Virgin Atlantic Airways has filed for bankruptcy protection for its United States business, as it tries to nail down a £1.2 billion ($1.6 billion) rescue plan announced last month. It’s the second of Richard Branson’s airlines to do so during the COVID-19 pandemic, after Virgin Australia filed for “administration” — a form of bankruptcy in countries like Australia and England — earlier this year.
Virgin Atlantic filed for Chapter 15 bankruptcy protection in the Southern District of New York on Tuesday. Chapter 15 is a way for foreign companies to let US bankruptcy courts recognize restructuring efforts happening abroad. The company is not yet going out of business or liquidating its operations, which is what Chapter 7 bankruptcy protection is for.
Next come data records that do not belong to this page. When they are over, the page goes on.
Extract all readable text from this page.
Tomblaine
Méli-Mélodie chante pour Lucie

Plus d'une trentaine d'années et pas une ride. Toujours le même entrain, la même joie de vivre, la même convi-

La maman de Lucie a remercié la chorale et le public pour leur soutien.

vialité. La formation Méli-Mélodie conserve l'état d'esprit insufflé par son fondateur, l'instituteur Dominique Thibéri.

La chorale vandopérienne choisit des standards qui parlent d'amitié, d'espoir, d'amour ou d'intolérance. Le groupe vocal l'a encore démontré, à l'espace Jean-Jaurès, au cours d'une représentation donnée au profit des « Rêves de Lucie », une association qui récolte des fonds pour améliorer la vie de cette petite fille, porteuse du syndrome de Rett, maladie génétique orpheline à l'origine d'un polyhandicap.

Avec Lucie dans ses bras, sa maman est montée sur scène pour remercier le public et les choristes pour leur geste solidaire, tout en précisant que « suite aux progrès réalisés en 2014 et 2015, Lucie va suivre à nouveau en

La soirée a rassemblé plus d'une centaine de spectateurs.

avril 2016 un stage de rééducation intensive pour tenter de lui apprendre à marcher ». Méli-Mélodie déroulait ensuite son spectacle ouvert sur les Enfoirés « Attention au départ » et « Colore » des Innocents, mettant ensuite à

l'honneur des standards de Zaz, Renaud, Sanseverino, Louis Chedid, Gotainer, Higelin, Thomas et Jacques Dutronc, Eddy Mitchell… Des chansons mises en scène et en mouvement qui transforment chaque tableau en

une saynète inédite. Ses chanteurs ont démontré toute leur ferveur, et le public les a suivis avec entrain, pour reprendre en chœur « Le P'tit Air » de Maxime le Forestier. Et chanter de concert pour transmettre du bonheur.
That said, Virgin Atlantic told a London court that it will run out of cash next month if the rescue plan is not approved. In particular, Virgin Atlantic is trying to renegotiate leases on most of its planes as well as loans it has taken in the past and can’t fully repay. Virgin Atlantic, which operates mostly in the United Kingdom, has administrative offices in Atlanta, Georgia and a team in New York as well. (Virgin America, a different airline run by Branson focused on the US market, was bought by Alaska airlines in 2017.)
The company has an asset management firm waiting to loan it £170 million ($222 million) to stop the immediate financial bleeding as soon as the five-year plan gets the okay from stakeholders and creditors. The rest of the value of the rescue plan comes from shareholders, including £200 million ($261 million) from Branson’s larger Virgin Group, cost savings, and possibly private investors. In court filings, Virgin Atlantic’s lawyers say the company already has support for the plan from a “substantial proportion of its stakeholders.”
“The ongoing COVID-19 pandemic has had an adverse impact on not only [Virgin Atlantic], but the aviation industry as a whole, occasioning the near shutdown of the global passenger aviation industry,” the company’s lawyers wrote in the filing. “While [Virgin Atlantic] has taken various measures to manage its liquidity in light of the unprecedented financial and operating conditions it faces, a more comprehensive recapitalization is necessary to secure the future of its business and ensure that it is able to meet its liabilities and funding requirements beyond mid-September 2020.”